PushReplicationManager pushReplicationManager = DefaultPushReplicationMananger.getInstance();
pushReplicationManager.registerBatchPublisher("publishing-cache", "stderr-publisher", new BatchPublisherAdapter(new StdErrPublisher()));
There are essentially two forms of publishers; those that support "batching" and those that don't. By default, the Push Replication pattern only works with BatchPublishers. Consequently to use a non-batching publisher (ie: an implementation of the Publisher interface), an adapter has been provided. The package com.oracle.coherence.pushreplication.publishers provides numerous implementations of Publishers and BatchPublishers together with adapters to convert between them (as demonstrated in the example above)

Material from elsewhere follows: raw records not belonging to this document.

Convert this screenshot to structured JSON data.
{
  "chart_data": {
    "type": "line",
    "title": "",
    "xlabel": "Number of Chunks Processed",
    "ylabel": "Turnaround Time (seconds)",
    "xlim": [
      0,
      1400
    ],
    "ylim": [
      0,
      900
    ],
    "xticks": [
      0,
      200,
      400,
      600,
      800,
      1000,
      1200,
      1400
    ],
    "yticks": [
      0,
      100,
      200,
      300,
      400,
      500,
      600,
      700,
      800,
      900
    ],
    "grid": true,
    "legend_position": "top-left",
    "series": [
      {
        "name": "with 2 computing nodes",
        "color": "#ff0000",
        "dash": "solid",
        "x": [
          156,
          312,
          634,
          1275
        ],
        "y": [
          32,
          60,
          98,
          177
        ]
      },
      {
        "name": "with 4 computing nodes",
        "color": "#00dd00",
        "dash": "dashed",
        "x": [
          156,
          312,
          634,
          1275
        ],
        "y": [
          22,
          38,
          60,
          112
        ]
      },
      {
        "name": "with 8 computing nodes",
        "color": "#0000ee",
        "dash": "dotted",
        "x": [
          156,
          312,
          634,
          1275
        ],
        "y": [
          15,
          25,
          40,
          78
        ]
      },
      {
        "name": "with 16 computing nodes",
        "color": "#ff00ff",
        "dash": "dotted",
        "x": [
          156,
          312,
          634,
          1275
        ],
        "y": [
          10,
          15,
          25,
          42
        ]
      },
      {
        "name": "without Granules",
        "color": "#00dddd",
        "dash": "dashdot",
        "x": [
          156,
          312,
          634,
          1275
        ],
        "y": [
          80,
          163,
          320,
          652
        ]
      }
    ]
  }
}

Step 3: Using a publishing- cache.*
Once you've registered one or more BatchPublishers for each cache from which you would like to publish EntryOperations, you may simply use the said cache(s) as regular caches (as they are!).
Hence the following code, registered with the above "stderr-publisher", would output the "put" operations to stderr.
What are the ordering characteristics of push replication?
Push Replication currently supports replication at the Data level and supports serialization of operations against a particular cache entry. This means that for a given entry in a cache, any updates made to that entry will be propagated to a target Site and applied in the same order. Serialization across different entries in a cache, or between updates to different caches is not enforced.
How can the Push Replication Publishers be monitored?
Like the Command Pattern this pattern is JMX ready. By simply enabling JMX on the Coherence Cluster, each of the PublishingServices will be presented in the JMX tree, detailing current replication state and statistics.
How do I enable Push Replication to one or more (remote) Coherence Clusters?
In order to publish to a remote cluster, you must;
Configure and enable one or more proxies on the remote cluster(s).
Ensure that the members of the remote cluster(s) have the Push Replication Pattern (and dependencies) in the class path
Configure and enable one or more Remote Invocation Services in the "hub" with the addresses of the remote cluster proxy members (of it you're using Coherence 3.4+, use an AddressProvider). An example scheme is defined in the coherence-pushreplicationpattern-cache-config.xml file.
Register appropriate RemoteInvocationPublishers for each cache (as follows).
String remoteCacheName = cacheName; //we'll publish to the same cache name as here in the remote site
pushReplicationManager.registerBatchPublisher(cacheName,
"remote-site",
new RemoteInvocationPublisher("RemoteSiteInvocationService", //the underlying service to use
new BatchPublisherAdapter(new LocalCachePublisher(remoteCacheName)),
false, //don't automatically start publishing
10000, //delay between batches being published
100, //maximum batch size
10000, //restart delay if failure occurs
5)); //maximum consecutive failures before suspension of publishing
How are conflicts resolved when replicating EntryOperations in remote clusters?
The LocalCachePublisher and RemoteCachePublisher classes support the specification of a CachePublisher.ConflictResolver implementation during construction. By implementing a CachePublisher.ConflictResolver your application may resolve any underlying Entry conflicts in an appropriate manner. If not specified, the LocalCachePublisher.BruteForceConflictResolver is used.